You will be based in the modern building and laboratories of the Kennedy Institute of Rheumatology, a world-leading centre in the fields of cytokine biology and inflammation, with a strong emphasis on clinical translation. The project will use a combination of human samples and murine models of myocardial infarction. There is support available from post-doctoral scientists and lab managers in our groups. This project will benefit from:

  • Cutting-edge cardiac biology and computational biology techniques available in-house, including tissue culture, flow cytometry and cell sorting, myocardial infarction models, MRI and next generation sequencing including single cell RNA-sequencing analysis
  • Emphasis on translational work: murine cardiac models optimised for therapeutic development and integration in a team working on translational research spanning from bench to bedside 
  • Well-established DPhil programme with defined milestones, ample training opportunities within the University and Department, and access to university/department-wide seminars by world-leading scientists 
  • Highly collaborative environment with expertise ranging from molecular and cell biology to in vivo models and computational biology / genomics analysis. You will also have the opportunity to participate in several other collaboration within the University of Oxford and worldwide.

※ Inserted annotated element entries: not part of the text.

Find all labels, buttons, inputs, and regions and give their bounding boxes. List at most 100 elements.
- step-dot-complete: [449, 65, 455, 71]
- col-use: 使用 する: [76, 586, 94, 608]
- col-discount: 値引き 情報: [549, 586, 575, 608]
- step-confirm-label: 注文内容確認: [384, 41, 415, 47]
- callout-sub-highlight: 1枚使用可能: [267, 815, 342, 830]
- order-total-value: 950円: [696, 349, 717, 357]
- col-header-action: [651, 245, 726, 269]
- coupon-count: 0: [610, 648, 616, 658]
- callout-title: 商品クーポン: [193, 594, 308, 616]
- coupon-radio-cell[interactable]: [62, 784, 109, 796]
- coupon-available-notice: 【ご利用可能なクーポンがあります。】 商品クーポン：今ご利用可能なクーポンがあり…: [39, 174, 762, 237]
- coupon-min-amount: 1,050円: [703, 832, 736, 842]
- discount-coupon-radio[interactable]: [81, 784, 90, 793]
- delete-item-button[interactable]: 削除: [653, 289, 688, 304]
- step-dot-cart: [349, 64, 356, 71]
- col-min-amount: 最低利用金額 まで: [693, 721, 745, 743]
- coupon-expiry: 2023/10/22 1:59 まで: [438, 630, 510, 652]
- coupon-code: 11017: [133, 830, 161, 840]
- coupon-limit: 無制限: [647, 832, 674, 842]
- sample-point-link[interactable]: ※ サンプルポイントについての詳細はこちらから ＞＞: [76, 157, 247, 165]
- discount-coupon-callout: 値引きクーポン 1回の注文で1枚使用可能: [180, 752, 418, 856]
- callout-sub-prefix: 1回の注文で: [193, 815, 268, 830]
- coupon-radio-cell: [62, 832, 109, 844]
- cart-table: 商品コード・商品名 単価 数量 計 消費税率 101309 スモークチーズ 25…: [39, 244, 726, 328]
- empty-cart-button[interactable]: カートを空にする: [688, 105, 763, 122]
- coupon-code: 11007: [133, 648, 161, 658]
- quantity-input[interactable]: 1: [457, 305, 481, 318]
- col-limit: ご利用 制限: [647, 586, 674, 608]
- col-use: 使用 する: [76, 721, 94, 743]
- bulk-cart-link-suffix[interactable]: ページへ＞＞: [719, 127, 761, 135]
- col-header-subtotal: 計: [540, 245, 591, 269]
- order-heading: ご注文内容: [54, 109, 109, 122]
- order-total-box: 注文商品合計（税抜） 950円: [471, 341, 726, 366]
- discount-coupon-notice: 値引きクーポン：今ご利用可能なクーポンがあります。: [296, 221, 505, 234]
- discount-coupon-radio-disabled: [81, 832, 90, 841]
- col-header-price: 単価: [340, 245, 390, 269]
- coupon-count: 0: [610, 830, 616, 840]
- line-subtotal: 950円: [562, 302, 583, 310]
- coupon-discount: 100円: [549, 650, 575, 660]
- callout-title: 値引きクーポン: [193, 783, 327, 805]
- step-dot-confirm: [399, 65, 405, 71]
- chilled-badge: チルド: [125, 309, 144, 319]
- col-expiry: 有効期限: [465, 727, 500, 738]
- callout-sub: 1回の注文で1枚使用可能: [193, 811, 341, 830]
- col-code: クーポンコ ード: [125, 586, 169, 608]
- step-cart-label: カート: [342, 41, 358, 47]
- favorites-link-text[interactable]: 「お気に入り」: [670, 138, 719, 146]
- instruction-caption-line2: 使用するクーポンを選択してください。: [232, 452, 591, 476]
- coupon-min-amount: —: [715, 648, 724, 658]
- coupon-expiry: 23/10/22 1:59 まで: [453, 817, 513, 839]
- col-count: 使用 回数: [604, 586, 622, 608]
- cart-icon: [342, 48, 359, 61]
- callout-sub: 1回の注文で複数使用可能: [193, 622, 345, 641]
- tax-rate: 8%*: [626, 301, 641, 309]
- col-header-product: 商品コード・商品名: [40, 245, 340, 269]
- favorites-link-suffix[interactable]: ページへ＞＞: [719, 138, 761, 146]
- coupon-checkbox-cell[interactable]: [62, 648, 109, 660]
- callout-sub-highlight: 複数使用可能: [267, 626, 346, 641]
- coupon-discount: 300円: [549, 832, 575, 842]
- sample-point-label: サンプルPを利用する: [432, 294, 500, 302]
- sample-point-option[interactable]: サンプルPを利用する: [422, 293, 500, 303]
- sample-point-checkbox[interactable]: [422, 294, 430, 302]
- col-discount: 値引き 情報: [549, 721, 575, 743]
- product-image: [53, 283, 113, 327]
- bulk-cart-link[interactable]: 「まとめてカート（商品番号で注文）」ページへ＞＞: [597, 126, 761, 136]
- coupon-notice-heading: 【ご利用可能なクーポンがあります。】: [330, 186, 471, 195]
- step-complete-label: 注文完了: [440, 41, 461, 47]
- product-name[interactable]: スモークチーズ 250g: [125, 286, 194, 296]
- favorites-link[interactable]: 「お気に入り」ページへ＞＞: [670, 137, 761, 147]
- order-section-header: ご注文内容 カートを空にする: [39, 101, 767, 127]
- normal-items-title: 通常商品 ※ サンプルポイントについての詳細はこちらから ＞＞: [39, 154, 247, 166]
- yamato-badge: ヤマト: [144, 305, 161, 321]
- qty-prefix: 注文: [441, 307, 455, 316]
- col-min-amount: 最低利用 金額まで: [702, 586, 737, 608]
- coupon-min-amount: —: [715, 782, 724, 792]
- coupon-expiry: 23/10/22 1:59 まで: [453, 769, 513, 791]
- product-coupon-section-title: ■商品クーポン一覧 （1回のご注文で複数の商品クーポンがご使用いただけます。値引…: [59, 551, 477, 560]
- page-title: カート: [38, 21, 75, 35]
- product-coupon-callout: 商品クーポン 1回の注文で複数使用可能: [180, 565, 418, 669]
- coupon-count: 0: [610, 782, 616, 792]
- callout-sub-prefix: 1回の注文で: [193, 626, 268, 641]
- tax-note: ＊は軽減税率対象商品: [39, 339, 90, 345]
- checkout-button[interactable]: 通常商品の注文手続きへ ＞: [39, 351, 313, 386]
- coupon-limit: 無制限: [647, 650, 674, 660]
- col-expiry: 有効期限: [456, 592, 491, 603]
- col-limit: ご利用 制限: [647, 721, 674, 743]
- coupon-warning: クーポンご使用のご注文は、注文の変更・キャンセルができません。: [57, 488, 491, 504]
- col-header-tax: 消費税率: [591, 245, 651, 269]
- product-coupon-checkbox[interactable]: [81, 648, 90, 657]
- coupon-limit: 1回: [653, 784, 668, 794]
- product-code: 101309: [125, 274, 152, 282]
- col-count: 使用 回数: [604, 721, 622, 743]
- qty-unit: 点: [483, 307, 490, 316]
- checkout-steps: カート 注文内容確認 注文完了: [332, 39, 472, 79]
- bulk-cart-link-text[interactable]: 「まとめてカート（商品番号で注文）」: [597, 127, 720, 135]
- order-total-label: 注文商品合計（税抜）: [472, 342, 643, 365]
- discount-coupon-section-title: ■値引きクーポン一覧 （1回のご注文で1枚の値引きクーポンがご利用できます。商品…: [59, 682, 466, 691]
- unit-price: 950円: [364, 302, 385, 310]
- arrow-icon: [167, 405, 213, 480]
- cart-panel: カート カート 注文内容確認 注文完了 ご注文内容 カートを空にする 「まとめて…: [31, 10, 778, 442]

  1. Bauza, M.D.R., C.S. Gimenez, P. Locatelli, A. De Lorenzi, A. Hnatiuk, M.C. Capogrossi, A. Crottogini, L. Cuniberti, and F.D. Olea. 2019. High-dose intramyocardial HMGB1 induces long-term cardioprotection in sheep with myocardial infarction. Drug Deliv Transl Res 9:935-944. doi: 10.1007/s13346-019-00628-z.
  2. Cahill, T.J., R.P. Choudhury, and P.R. Riley. 2017. Heart regeneration and repair after myocardial infarction: translational opportunities for novel therapeutics. Nat Rev Drug Discov 16:699-717. doi: 10.1038/nrd.2017.106.
  3. Klotz, L., S. Norman, J.M. Vieira, M. Masters, M. Rohling, K.N. Dube, S. Bollini, F. Matsuzaki, C.A. Carr, and P.R. Riley. 2015. Cardiac lymphatics are heterogeneous in origin and respond to injury. Nature 522:62-67. doi: 10.1038/nature14483.
  4. Lee, G., A.I. Espirito Santo, S. Zwingenberger, L. Cai, T. Vogl, M. Feldmann, N.J. Horwood, J.K. Chan, and J. Nanchahal. 2018. Fully reduced HMGB1 accelerates the regeneration of multiple tissues by transitioning stem cells to GAlert. Proc Natl Acad Sci U S A 115:E4463-E4472. doi: 10.1073/pnas.1802893115.
  5. Smart, N., S. Bollini, K.N. Dube, J.M. Vieira, B. Zhou, S. Davidson, D. Yellon, J. Riegler, A.N. Price, M.F. Lythgoe, W.T. Pu, and P.R. Riley. 2011. De novo cardiomyocytes from within the activated adult heart after injury. Nature 474:640-644. doi: 10.1038/nature10188.